I have been treated well
- Joanne Tapiolas
- Aug 19
- 2 min read
Ugo Ugolini was born in Firenze, Italy on the 13th August 1880 (1882). He was arrested in London on the 11th June 1940 and lived with his daughter Enza Ugolini and her three children at 4 Woodfield Avenue. Ugo was a widower, his wife having been killed in London air raids in 1917.
Before his arrival in England in 1911, he had conducted a straw hat business and a hairdressing salon in Florence. He entered into a partnership in hairdressing in London in 1911 until he returned to Italy for military service in WW1. Discharged in December 1918, he returned to London and was appointed secretary of the Italian Legion ex Servicemen’s Club until its closure in 1932. He took to journalism and was the London correspondent for the Italian newspaper La Tribuna.
He was considered by Tatura Camp authorities to be an industrious and willing worker; an anti-fascist who had always worked on camp projects. He was involved with mop manufacturing and fender making.

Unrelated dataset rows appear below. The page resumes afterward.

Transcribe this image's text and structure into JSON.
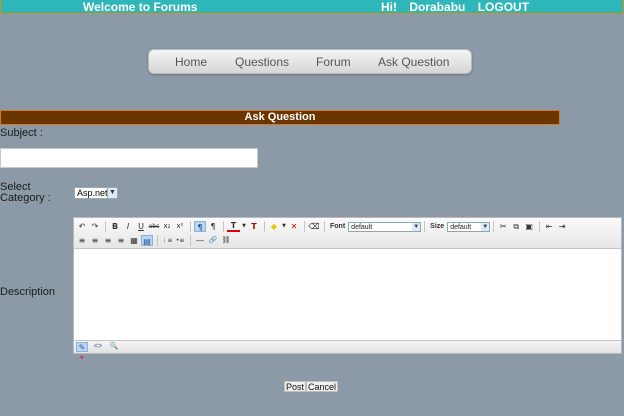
{
  "header": {
    "welcome": "Welcome to Forums",
    "greeting": "Hi!",
    "username": "Dorababu",
    "logout": "LOGOUT"
  },
  "nav": {
    "items": [
      "Home",
      "Questions",
      "Forum",
      "Ask Question"
    ]
  },
  "section": {
    "title": "Ask Question"
  },
  "form": {
    "subject_label": "Subject :",
    "subject_value": "",
    "category_label_line1": "Select",
    "category_label_line2": "Category :",
    "category_value": "Asp.net",
    "description_label": "Description",
    "required_mark": "*"
  },
  "editor": {
    "font_label": "Font",
    "font_value": "default",
    "size_label": "Size",
    "size_value": "default",
    "icons": {
      "undo": "↶",
      "redo": "↷",
      "bold": "B",
      "italic": "I",
      "underline": "U",
      "strike": "abc",
      "subscript": "x₂",
      "superscript": "x²",
      "ltr": "¶",
      "rtl": "¶",
      "font_color": "T",
      "remove_format": "T",
      "highlight": "◆",
      "clear_highlight": "✕",
      "eraser": "⌫",
      "cut": "✂",
      "copy": "⧉",
      "paste": "▣",
      "outdent": "⇤",
      "indent": "⇥",
      "align_left": "≡",
      "align_center": "≡",
      "align_right": "≡",
      "justify": "≡",
      "align_full": "▦",
      "ordered_list": "⋮≡",
      "unordered_list": "•≡",
      "hr": "―",
      "link": "🔗",
      "unlink": "⛓",
      "design_mode": "✎",
      "html_mode": "<>",
      "preview_mode": "🔍"
    }
  },
  "buttons": {
    "post": "Post",
    "cancel": "Cancel"
  },
  "colors": {
    "background": "#8c9aa8",
    "topbar": "#2fb6b8",
    "topbar_border": "#e08a1a",
    "section_bar": "#6b3500",
    "font_color_underline": "#e00000"
  }
}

In August 1943, he wrote to Mrs Cools at Woodfield Avenue: I shall bring home with me a grateful memory of this people because I have been treated well (in Australia) considering that England sent me over here as a dangerous man. (NAA: Mp70/1, 37/101/185 Tatura Part 2.
In January 1944, he had sent out of camp samples of his literary works which he had hoped to have published in Australia. One article was The Influence of Edda Ciano in Mussolini’s declaration of war.
Ugo had been a freelance journalist for the Italian press until he was blackballed for writing an article criticising the Italian Abyssinian Campaign.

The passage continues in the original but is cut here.